The tragic shooting deaths of young people of color by police has generated outrage after some of these incidents were captured on video. There is no doubt that shooting deaths of unarmed people of color is the most extreme manifestation of this problem, but thousands of incidents take place every day in this country in which people of color are unfairly shot, beaten, harassed, threatened, menaced, humiliated, or disrespected by law enforcement officers.
EJI has documented a presumption of dangerousness that threatens people of color in American society during police encounters. An individual’s race, ethnicity, religion, nationality, and sometimes poverty are seen by police as indicators of danger, a basis for distrust or suspicion that marks a person as one to be feared, closely monitored, and targeted with force by police.
Two years ago, in South Carolina, a video captured the non-fatal shooting of 35-year-old Levar Jones, who is Black, by a white police officer.
As Josh Marshall wrote this week, the video is a remarkable example of how the presumption of dangerousness drives violent police conduct towards people of color. “Watching the video there’s little doubt in my mind that Jones’ being Black was the major reason that Groubert massively overreacted to an unthreatening situation,” Marshall writes, suggesting that the officer “freaks out” in this situation because he “instinctively sees Black people through a prism of threat and fear.”
The New York Times reported this week that recent studies confirm that Black men and women are more likely to be touched, handcuffed, pushed to the ground or pepper-sprayed by a police officer. The Center for Policing Equity found that police were 3.6 times as likely to use force against Black people than against whites, and a second study found that Black people were 50 percent more likely to be subjected to nonlethal uses of force by the police.
In 2013, 14-year-old Tremaine McMillian was choked, arrested, and prosecuted after he allegedly gave police officers a “dehumanizing stare” on a beach in Miami, Florida. Just after 11:00 a.m. on Memorial Day on Haulover Beach, Tremaine was carrying his newborn puppy, Polo, and a baby bottle for feeding the puppy, and playing around with another youngster when Miami-Dade police on ATVs confronted him.
“They told him that behavior was unacceptable,” Miami-Dade Police Detective Alvaro Zabaleta told reporters. “He walked away and officers followed him.” Zabaleta said the child gave officers “dehumanizing stares.” A police officer grabbed Tremaine and slammed him to the ground, injuring the puppy, then held Tremaine in a chokehold until he urinated on himself. The officers arrested Tremaine, and he was charged with disorderly conduct and resisting arrest with violence – a felony.
These non-lethal encounters with police are incredibly dangerous and effective at destroying community trust in law enforcement. They are the primary reason why many people of color feel at risk when they see the police. And while investigations and sometimes prosecutions follow fatal police shootings, excessive use of lesser force is rarely tracked, much less punished.

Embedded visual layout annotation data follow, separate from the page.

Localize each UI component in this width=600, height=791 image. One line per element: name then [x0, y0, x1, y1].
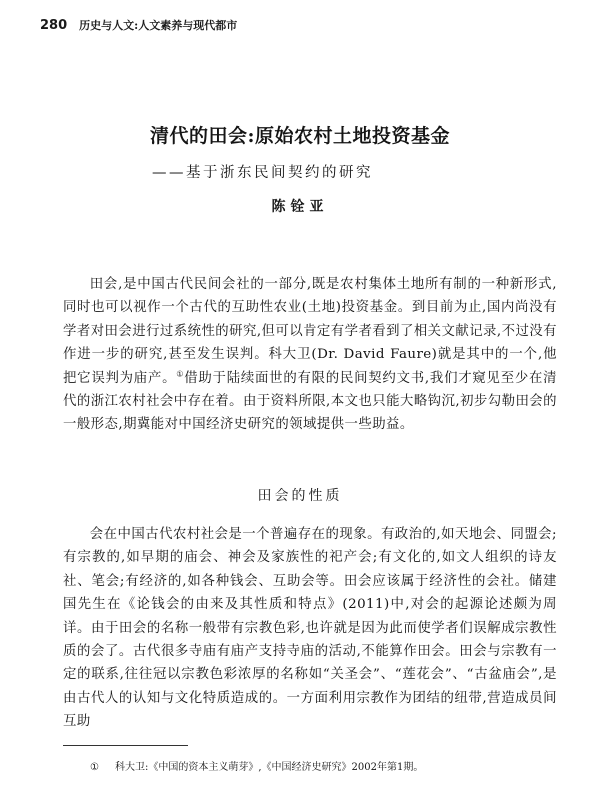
footnote-reference[interactable]: ①	[176, 369, 185, 379]
footnote	[90, 758, 423, 773]
paragraph-text: 田会,是中国古代民间会社的一部分,既是农村集体土地所有制的一种新形式,同时也可以视作一个古代的互助性农业(土地)投资基金。到目前为止,国内尚没有学者对田会进行过系统性的研究,但可以肯定有学者看到了相关文献记录,不过没有作进一步的研究,甚至发生误判。科大卫(Dr. David Faure)就是其中的一个,他把它误判为庙产。	[63, 277, 557, 386]
page-number: 280	[40, 18, 68, 33]
paragraph-text: 借助于陆续面世的有限的民间契约文书,我们才窥见至少在清代的浙江农村社会中存在着。由于资料所限,本文也只能大略钩沉,初步勾勒田会的一般形态,期冀能对中国经济史研究的领域提供一些助益。	[63, 370, 558, 433]
journal-title: 历史与人文:人文素养与现代都市	[79, 19, 238, 32]
footnote-text: 科大卫:《中国的资本主义萌芽》,《中国经济史研究》2002年第1期。	[114, 762, 424, 773]
article-subtitle: ——基于浙东民间契约的研究	[152, 165, 373, 181]
author-name: 陈铨亚	[271, 199, 329, 215]
footnote-marker: ①	[90, 762, 99, 773]
section-heading: 田会的性质	[257, 488, 343, 504]
article-title: 清代的田会:原始农村土地投资基金	[149, 125, 450, 147]
body-paragraph-intro	[63, 273, 557, 437]
running-head	[40, 17, 237, 33]
footnote-divider	[63, 745, 188, 746]
body-paragraph-nature: 会在中国古代农村社会是一个普遍存在的现象。有政治的,如天地会、同盟会;有宗教的,如早期的庙会、神会及家族性的祀产会;有文化的,如文人组织的诗友社、笔会;有经济的,如各种钱会、互助会等。田会应该属于经济性的会社。储建国先生在《论钱会的由来及其性质和特点》(2011)中,对会的起源论述颇为周详。由于田会的名称一般带有宗教色彩,也许就是因为此而使学者们误解成宗教性质的会了。古代很多寺庙有庙产支持寺庙的活动,不能算作田会。田会与宗教有一定的联系,往往冠以宗教色彩浓厚的名称如“关圣会”、“莲花会”、“古盆庙会”,是由古代人的认知与文化特质造成的。一方面利用宗教作为团结的纽带,营造成员间互助	[63, 527, 557, 730]
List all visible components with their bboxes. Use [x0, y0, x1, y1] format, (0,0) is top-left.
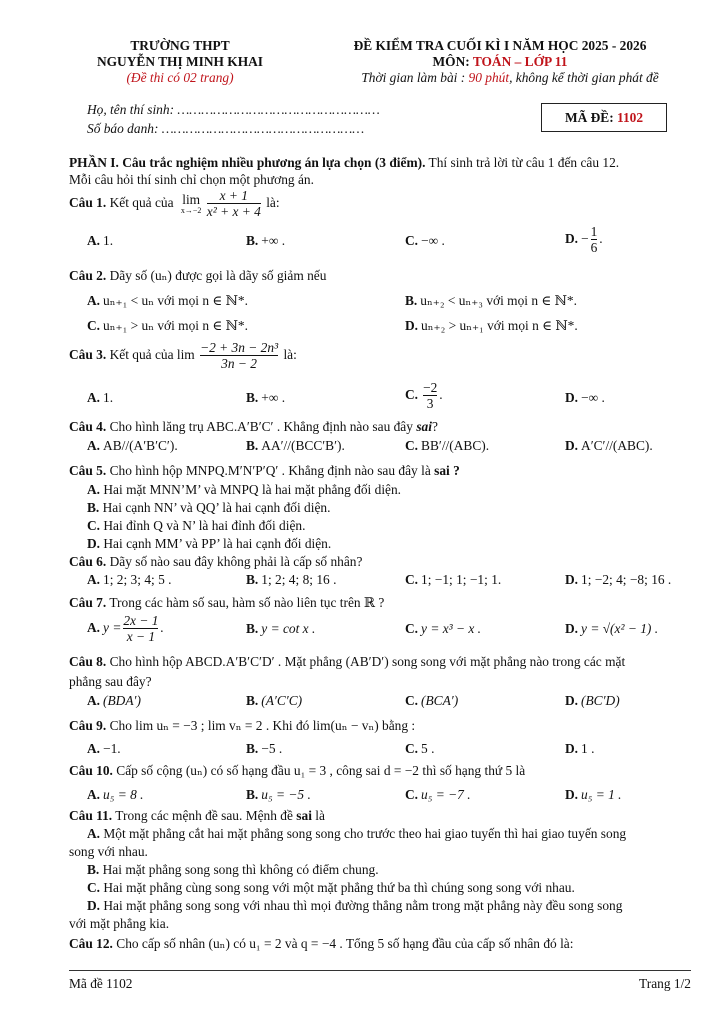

The impunity with which police officers act violently on their presumption that Black and brown people are guilty and dangerous echoes the era of racial terrorism in this country, when law enforcement not only failed to protect Black people, but often acquiesced or assisted in lynchings, and government officials at all levels permitted the torture and murder of Black citizens.
The presumption of guilt and dangerousness that endangers Black lives today is a legacy of that history, and EJI believes that public acknowledgement of law enforcement and government complicity in lynching is critical to change the culture of policing in America.